Build up Your Data Ecosystem
Data is a crucial business asset for corporations that want to join the AI revolution. AI algorithms need large volumes of data for working out that often come from various systems and sources in different formats. Companies should find the sources of their data, build infrastructure for its storage and handling, anticipate the expenses related to the collection, embrace the risks of incorrect data, and develop strategies for obtaining additional data appropriate to their business operations.
The benefits of data ecosystems become obvious when companies expand the types of data they gather and store.

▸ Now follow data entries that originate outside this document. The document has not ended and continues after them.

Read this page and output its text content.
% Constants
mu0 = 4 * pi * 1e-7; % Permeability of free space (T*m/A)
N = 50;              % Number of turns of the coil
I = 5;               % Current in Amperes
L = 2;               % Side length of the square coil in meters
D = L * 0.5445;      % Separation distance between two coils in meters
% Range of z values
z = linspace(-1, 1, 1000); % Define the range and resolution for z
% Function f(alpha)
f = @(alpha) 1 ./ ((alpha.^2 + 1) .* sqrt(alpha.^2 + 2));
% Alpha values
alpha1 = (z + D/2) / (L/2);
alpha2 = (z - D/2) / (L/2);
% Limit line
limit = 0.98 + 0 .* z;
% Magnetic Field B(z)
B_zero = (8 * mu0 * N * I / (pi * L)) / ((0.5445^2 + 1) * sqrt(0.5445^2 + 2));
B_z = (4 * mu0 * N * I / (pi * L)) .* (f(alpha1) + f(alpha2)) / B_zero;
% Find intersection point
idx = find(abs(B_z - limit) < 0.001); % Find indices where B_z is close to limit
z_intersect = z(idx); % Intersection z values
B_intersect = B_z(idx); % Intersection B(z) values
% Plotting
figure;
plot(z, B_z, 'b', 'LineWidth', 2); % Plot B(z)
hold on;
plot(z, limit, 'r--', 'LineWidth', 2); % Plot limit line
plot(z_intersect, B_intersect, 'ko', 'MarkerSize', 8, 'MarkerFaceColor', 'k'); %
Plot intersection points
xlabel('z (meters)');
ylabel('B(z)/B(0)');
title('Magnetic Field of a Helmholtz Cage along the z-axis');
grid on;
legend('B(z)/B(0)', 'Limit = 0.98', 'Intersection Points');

Generally, one type of data can become suitable only when combined and evaluated together with the others. For example, the combination of customer sentiment with real-time event geo-data can give business uniqueness and exceptional customer experience to any brand.
Develop Your AI Proficiencies
The internal proficiencies to develop the preferred AI solution are the foundation of an effective transformation. Only organizations with the right experience will be able to capture the real value of artificial intelligence. Companies need to hire AI ML developers to design, implement, deploy, troubleshoot, retain, and progress their AI advantages. To develop the complete range of abilities, companies may need to partner with external solution providers that have a particular skill or give some of their key operations to other service providers. An agile development approach is crucial for companies to move quicker through the test and learn cycles.
Integrate AI into Your Business Workflow
Running AI solutions at scale and getting satisfactory outcomes is only a character part of the story. To fully capture the advantages of the use case, businesses must reform business processes and integrate the results into their workflows. Sometimes integration may include automation, and other times it needs designing channels so that the right data insights reach the right people inside the company.
The integration of AI insights into the business workflows involves re-thinking and reorganizing human-machine interfaces. A clear distinction is required to distribute tasks between company staff and machines. In an AI-driven world, many job descriptions will need to be reviewed and restructured.
Train Your Employees
Implementing artificial intelligence into the business process needs lasting organizational changes. The standard of human-machine collaboration is comparatively new, and the workforce requires to be explained and implemented to this mindset. Businesses must offer education about the opportunities and challenges of this paradigm to adopt new types of associations. Training the employees may take time, so building an AI-ready company culture should come initially on in the transformation. Special attention should be devoted to the education of mid-level managers on how to use data-driven insights in their management process.
Implementation of artificial intelligence transformation in business is not an easy task. Companies need a structured approach that initiates with recognizing business use cases with the maximum potential. They need to develop data ecosystems to ensure the success of AI algorithms. At the same time, companies need to encourage various abilities and find ways to integrate AI results into their workflows. Therefore it is advisable to gain the preferred capabilities by offshore AI developers and Machine Learning & Artificial Intelligence Experts from leading AI development services providers such as Explorate Global.